When rocks are subjected to high temperatures and stresses deep within the earth's crust their physical characteristics may be changed. This process, known as metamorphism, produces crystalline rocks containing new minerals and exhibiting new textures. Although the rocks are often tougher and stronger than the original rocks they may be more brittle and susceptible to fracture. A wide range of metamorphic rocks can be formed according to the depth of burial in the earth's crust (in the order of tens of kilometres) and temperatures (up to 900° C) to which rocks are subjected. Although the texture and mineralogy of a metamorphosed rock are used to determine the degree (grade) of metamorphism, the mineralogy of the original material also has to be considered. The principal metamorphic rock type seen in Edinburgh's buildings is slate used in roofing. There are also many examples of polished marble for monumental and interior use.


For roofing, slates are the most commonly used low grade, fine-grained metamorphic rocks. They have been extensively quarried in Scotland, principally at Easdale and Ballachulish, Cumbria and Wales. They commonly occur in varying shades of purple, grey and green and originate from mudstones (fine-grained sediments, which possessed natural bedding and lamination). When the mudstones are subjected to lateral compression and folded, new minerals, usually mica and chlorite form along planes normal to the direction of the compression and parallel to fold axes to develop slaty cleavage.
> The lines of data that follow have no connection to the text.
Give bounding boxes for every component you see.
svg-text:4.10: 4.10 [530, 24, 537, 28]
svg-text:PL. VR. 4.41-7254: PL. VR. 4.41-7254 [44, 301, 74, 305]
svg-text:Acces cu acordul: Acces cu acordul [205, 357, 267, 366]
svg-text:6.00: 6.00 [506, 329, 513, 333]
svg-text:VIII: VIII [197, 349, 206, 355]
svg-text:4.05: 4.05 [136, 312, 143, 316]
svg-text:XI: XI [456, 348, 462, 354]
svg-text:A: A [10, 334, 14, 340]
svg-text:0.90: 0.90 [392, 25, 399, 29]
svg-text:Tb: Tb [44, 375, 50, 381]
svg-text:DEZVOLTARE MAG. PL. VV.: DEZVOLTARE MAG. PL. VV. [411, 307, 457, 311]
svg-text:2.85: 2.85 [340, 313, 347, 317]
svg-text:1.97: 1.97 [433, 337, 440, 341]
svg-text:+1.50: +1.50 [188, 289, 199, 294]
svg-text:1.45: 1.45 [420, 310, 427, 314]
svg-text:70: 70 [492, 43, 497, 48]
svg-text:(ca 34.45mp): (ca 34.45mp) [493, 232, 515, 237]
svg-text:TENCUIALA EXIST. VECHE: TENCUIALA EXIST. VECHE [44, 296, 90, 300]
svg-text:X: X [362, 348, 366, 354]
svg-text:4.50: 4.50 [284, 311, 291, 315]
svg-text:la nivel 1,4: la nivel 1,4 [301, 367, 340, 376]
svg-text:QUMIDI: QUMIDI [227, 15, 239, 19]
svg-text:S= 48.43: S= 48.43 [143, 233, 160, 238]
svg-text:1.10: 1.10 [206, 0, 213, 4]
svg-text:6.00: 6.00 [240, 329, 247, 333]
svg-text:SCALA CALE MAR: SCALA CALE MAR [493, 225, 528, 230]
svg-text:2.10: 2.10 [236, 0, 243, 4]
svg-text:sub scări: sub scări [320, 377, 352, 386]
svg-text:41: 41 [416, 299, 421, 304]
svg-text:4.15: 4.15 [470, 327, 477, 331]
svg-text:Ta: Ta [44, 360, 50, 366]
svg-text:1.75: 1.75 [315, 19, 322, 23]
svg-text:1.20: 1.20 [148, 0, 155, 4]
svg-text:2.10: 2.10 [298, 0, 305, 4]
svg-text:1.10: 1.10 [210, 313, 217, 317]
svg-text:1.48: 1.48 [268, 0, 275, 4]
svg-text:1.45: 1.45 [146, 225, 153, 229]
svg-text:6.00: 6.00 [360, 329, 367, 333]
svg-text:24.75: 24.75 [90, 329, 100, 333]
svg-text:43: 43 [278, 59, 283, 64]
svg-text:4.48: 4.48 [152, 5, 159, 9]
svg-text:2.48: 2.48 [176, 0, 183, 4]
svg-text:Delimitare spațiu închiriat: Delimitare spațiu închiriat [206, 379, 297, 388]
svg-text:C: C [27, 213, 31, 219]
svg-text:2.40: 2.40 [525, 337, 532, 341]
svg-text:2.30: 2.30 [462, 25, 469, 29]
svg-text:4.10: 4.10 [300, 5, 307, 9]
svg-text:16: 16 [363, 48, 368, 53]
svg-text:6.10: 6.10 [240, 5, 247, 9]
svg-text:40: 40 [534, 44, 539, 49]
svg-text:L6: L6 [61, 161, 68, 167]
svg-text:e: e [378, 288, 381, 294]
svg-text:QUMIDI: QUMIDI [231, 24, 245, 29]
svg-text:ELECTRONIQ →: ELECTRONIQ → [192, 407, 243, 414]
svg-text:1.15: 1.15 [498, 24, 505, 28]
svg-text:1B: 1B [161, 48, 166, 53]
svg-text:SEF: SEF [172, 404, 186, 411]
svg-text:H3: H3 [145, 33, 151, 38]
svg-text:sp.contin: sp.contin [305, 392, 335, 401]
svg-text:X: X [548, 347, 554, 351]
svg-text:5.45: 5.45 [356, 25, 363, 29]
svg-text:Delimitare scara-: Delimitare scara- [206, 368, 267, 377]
Slates usually split or cleave easily along this direction and sometimes the new minerals impart a sheen to the freshly cleaved faces. The process of metamorphism imparts a strength to the rock and the slaty cleavage, although rendering the material quite unsuitable for use as dressed stone, enables thin slabs to be split for roofing. Not all slates require to be cut to the same size and, in Scotland, a common practice was to use slabs of diminishing size on a roof, thus more fully utilising the available resource. Green and black slates are still available from Cumbria and are used for facing and paving as well as roofing. Despite a long and successful history of slate quarrying and the existence of suitable resources there are no currently operational Scottish slate quarries.
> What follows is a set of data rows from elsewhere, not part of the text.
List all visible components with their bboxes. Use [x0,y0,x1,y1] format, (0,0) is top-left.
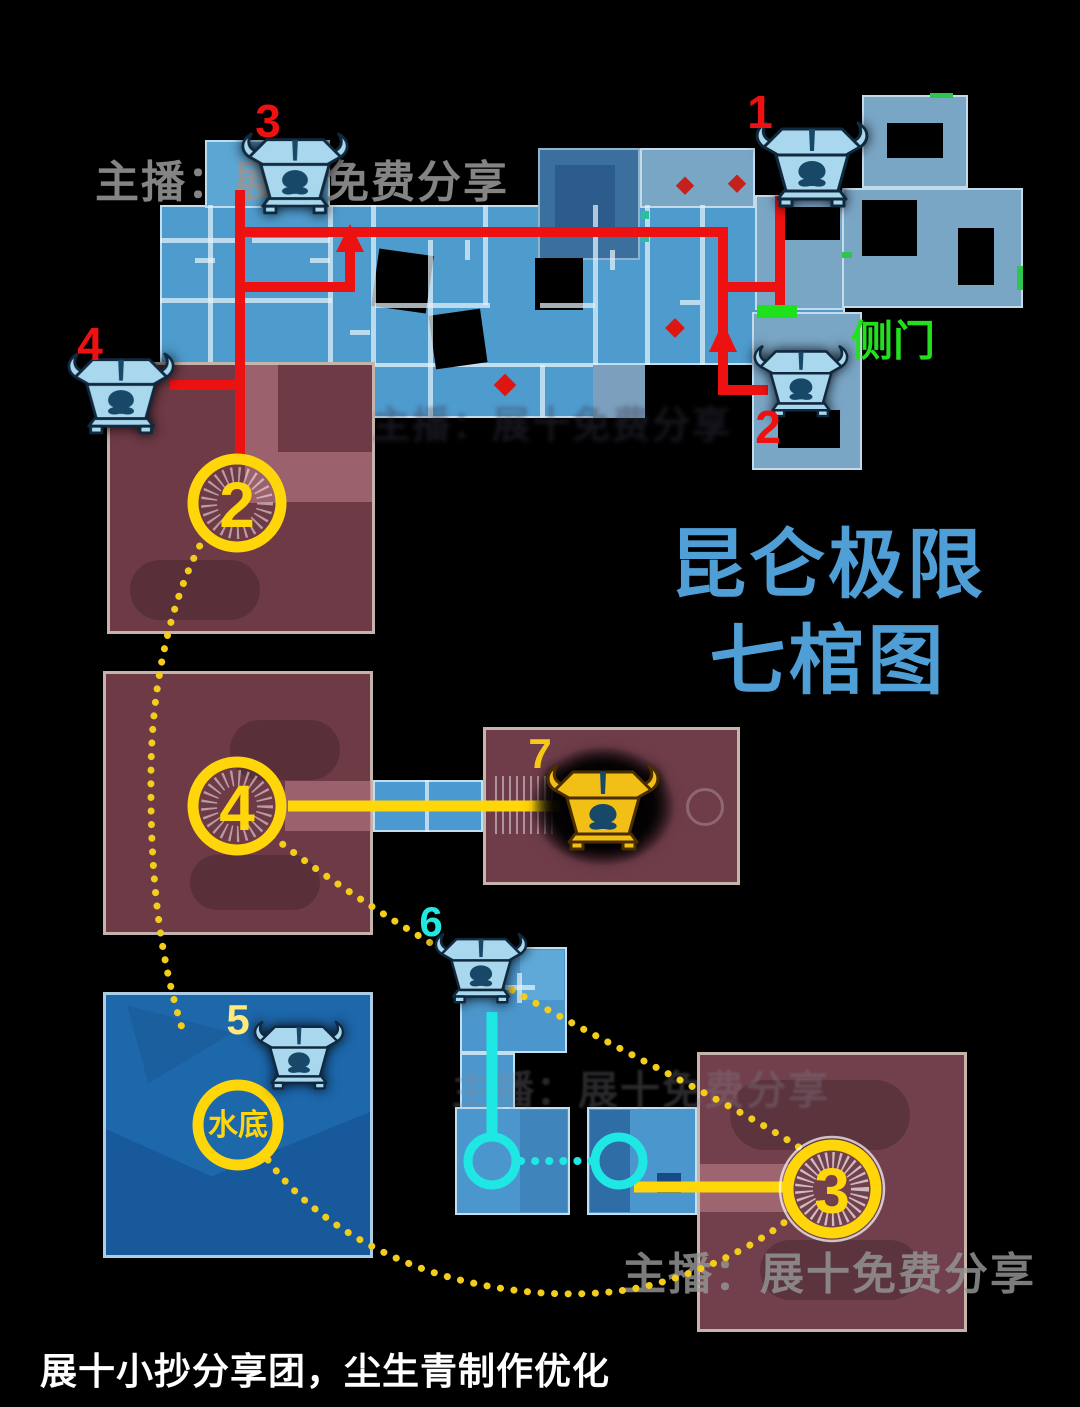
route-circle-3-number: 3 [814,1159,850,1223]
coffin-label-4: 4 [77,321,103,367]
map-title-line2: 七棺图 [636,614,1020,710]
coffin-label-3: 3 [255,98,281,144]
cyan-circle-marker [595,1137,643,1185]
underwater-circle-label: 水底 [208,1111,268,1141]
coffin-icon-5 [255,1022,343,1088]
side-door-label: 侧门 [851,308,935,369]
coffin-label-2: 2 [755,404,781,450]
red-diamond-marker [665,318,685,338]
coffin-icon-1 [757,123,867,206]
red-route-path [170,190,780,457]
red-diamond-marker [676,177,694,195]
map-title-line1: 昆仑极限 [636,518,1020,614]
red-route-arrow-up [709,322,737,352]
cyan-route [468,1012,643,1185]
map-guide-canvas: 主播：展十免费分享 主播：展十免费分享 主播：展十免费分享 主播：展十免费分享 [0,0,1080,1407]
coffin-label-1: 1 [747,89,773,135]
red-diamond-marker [728,175,746,193]
gold-route-line [288,806,788,1187]
route-circle-4-number: 4 [219,776,255,840]
coffin-label-6: 6 [419,901,442,943]
coffin-label-7: 7 [528,733,551,775]
route-circle-2-number: 2 [219,473,255,537]
map-title: 昆仑极限 七棺图 [636,518,1020,710]
credits-text: 展十小抄分享团，尘生青制作优化 [40,1341,610,1395]
red-diamond-marker [494,374,517,397]
cyan-circle-marker [468,1137,516,1185]
coffin-label-5: 5 [226,999,249,1041]
green-door-marker [757,305,797,318]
Other forms of metamorphic rock used for building stone, particularly for interior finishes include marbles. These rocks originate from limestones and their colour, mineralogy and texture are dependent on the composition of the original rock. In Scotland, marbles have been quarried on a small scale for ornamental and decorative purposes. 'Marble' has been used traditionally by quarrymen and stone masons to describe some limestones which are comparable as building materials to marbles, particularly in their ability to take a polish. True marbles are limestones which have been subjected to sufficiently high temperatures within the earth's crust to crystallise the rock, producing a tough, fine-grained stone which can be sawn and polished, providing an impervious and decorative surface.

Metamorphism of impure limestones has commonly resulted in the development of coloured marbles in which colourful silicate minerals such as serpentine minerals are present. Coloured marble, composed of serpentine and calcite, (the rock is geologically known as ophicalcite), was formerly quarried on Iona (the Iona Marble) and large quantities were sent to Leith and London.' Marble currently worked at Ledmore near Lairg (Ledmore North Quarry) is operated by Ledmore Marble Ltd. This stone commonly displays yellow, green and blue colour mottling, formed during metamorphism by the movement of mineral-rich fluids along small discontinuous joints. Block-size in the quarry is determined by the larger more continuous joints. Slabs can be cut to dimensions of a few metres, making the material suitable for panel work and interior floors. The floor of the entrance hall to Longmore House (Historic Scotland), Salisbury Place, is a fine example of polished Ledmore Marble.